S’il est vrai que le Premier ministre semble prendre ses distances avec certaines déclarations de Yaïr, c’est aussi pour mieux servir ses ambitions politiques. « De facto, ses propos permettent à Benjamin Netanyahu de se recentrer au sein d’une coalition très marquée à droite, voire de se démarquer peu ou prou de ses partenaires tels que Bezalel Smotrich (ministre des Finances) et Itamar Ben Gvir (ministre de la Sécurité intérieure) », pointe David Rigoulet-Roze.
Mais lorsque Yaïr touche à des dossiers politiques, lui qui a pourtant un attrait pour la communication – ayant notamment rejoint le porte-parolat de l’armée israélienne durant son service militaire –, ses dires ne cessent de faire polémique et causent même parfois des incidents. Le père, gêné, est forcé de rappliquer.

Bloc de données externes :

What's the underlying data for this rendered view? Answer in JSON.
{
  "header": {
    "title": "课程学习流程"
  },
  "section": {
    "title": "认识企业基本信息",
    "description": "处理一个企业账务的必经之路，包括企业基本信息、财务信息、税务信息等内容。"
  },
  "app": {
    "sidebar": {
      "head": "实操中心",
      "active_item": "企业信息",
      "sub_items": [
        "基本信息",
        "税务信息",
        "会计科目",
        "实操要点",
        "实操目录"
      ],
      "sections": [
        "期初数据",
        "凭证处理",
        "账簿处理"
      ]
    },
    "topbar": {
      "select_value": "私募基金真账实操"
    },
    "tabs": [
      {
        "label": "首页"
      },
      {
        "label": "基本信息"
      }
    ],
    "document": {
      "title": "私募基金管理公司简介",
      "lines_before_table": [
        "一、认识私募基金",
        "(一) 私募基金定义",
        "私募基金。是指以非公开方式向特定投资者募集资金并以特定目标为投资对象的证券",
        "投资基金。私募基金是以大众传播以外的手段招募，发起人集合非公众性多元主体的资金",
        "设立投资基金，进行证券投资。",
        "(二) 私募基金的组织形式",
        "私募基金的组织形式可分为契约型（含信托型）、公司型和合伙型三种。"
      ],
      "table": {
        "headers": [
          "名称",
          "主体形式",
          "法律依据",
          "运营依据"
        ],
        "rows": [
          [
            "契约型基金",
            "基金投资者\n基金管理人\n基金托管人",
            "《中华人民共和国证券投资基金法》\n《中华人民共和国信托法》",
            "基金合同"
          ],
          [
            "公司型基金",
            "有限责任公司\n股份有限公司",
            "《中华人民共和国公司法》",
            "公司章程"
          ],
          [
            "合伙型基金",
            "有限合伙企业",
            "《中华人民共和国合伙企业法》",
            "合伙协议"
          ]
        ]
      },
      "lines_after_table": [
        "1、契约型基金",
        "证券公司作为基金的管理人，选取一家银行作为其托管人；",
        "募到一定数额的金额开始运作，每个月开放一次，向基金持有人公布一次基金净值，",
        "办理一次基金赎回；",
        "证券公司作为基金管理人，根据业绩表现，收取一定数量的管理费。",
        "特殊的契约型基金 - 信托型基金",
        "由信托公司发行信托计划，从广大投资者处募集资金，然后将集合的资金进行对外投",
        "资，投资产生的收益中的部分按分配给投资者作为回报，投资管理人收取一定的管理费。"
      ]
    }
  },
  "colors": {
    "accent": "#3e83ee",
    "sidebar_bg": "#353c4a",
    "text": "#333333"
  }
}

Dans sa dernière sortie, fin mars, le fils accuse le département d’État américain de financer les opposants de Benjamin Netanyahu pour possiblement bénéficier à l’Iran, entraînant une condamnation de Washington. Alors que le Premier ministre n’avait rien dit à son fils lorsqu’il comparait les manifestants – comprenant pourtant d’anciens soldats – à des terroristes et des nazis, la réaction américaine déconcerte Benjamin Netanyahu. On frôle l’incident diplomatique entre les deux États.

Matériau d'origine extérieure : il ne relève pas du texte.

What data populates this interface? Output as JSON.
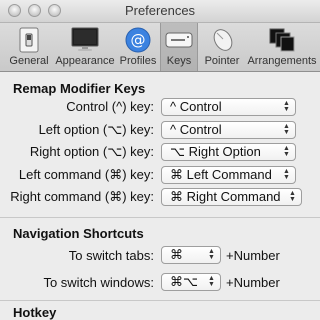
{
  "window": {
    "title": "Preferences"
  },
  "toolbar": {
    "items": [
      {
        "label": "General"
      },
      {
        "label": "Appearance"
      },
      {
        "label": "Profiles"
      },
      {
        "label": "Keys"
      },
      {
        "label": "Pointer"
      },
      {
        "label": "Arrangements"
      }
    ],
    "selected": "Keys"
  },
  "remap": {
    "heading": "Remap Modifier Keys",
    "rows": [
      {
        "label": "Control (^) key:",
        "value": "^ Control"
      },
      {
        "label": "Left option (⌥) key:",
        "value": "^ Control"
      },
      {
        "label": "Right option (⌥) key:",
        "value": "⌥ Right Option"
      },
      {
        "label": "Left command (⌘) key:",
        "value": "⌘ Left Command"
      },
      {
        "label": "Right command (⌘) key:",
        "value": "⌘ Right Command"
      }
    ]
  },
  "nav": {
    "heading": "Navigation Shortcuts",
    "rows": [
      {
        "label": "To switch tabs:",
        "value": "⌘",
        "suffix": "+Number"
      },
      {
        "label": "To switch windows:",
        "value": "⌘⌥",
        "suffix": "+Number"
      }
    ]
  },
  "hotkey": {
    "heading": "Hotkey"
  },
  "colors": {
    "selected_tab": "#b6b6b6",
    "profiles_icon": "#3b82e0"
  }
}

Depuis, Yaïr Netanyahu a disparu des réseaux sociaux. Plus de tweets depuis le 28 mars. Et plusieurs sources affirment au site israélien Walla que c’est Benjamin Netanyahu en personne qui lui aurait demandé de calmer le jeu à la suite de la réaction américaine. Une demande respectée par son fils jusqu’à présent, mais qui aurait provoqué une sévère dispute entre les deux hommes, révèle Walla.

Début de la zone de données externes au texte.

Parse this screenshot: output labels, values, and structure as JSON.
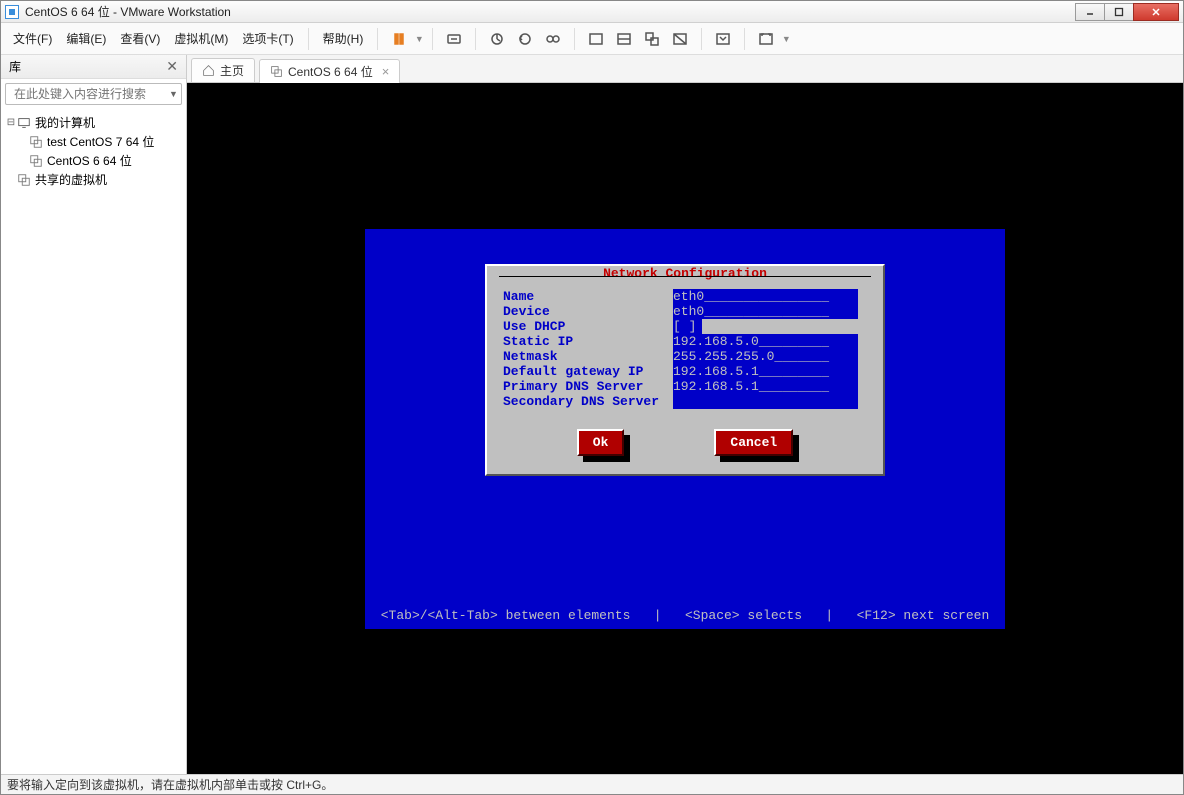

Difficile, donc, d’entrevoir aujourd’hui les ambitions politiques du fils Netanyahu. « Yaïr soutient la carrière politique de son père mais pourrait très bien avoir ses propres ambitions, suggère Marwa Maziad. Ses références, son expérience et son nom pourraient peut-être l’aider à y parvenir. » Nul doute que Yaïr est déjà bien dans la lignée d’un nom qui suscite vives polémiques, amour et haine. Israël, qui a donné les rênes du pays pendant 15 ans à un Netanyahu, semble prêt à voir se poursuivre la saga.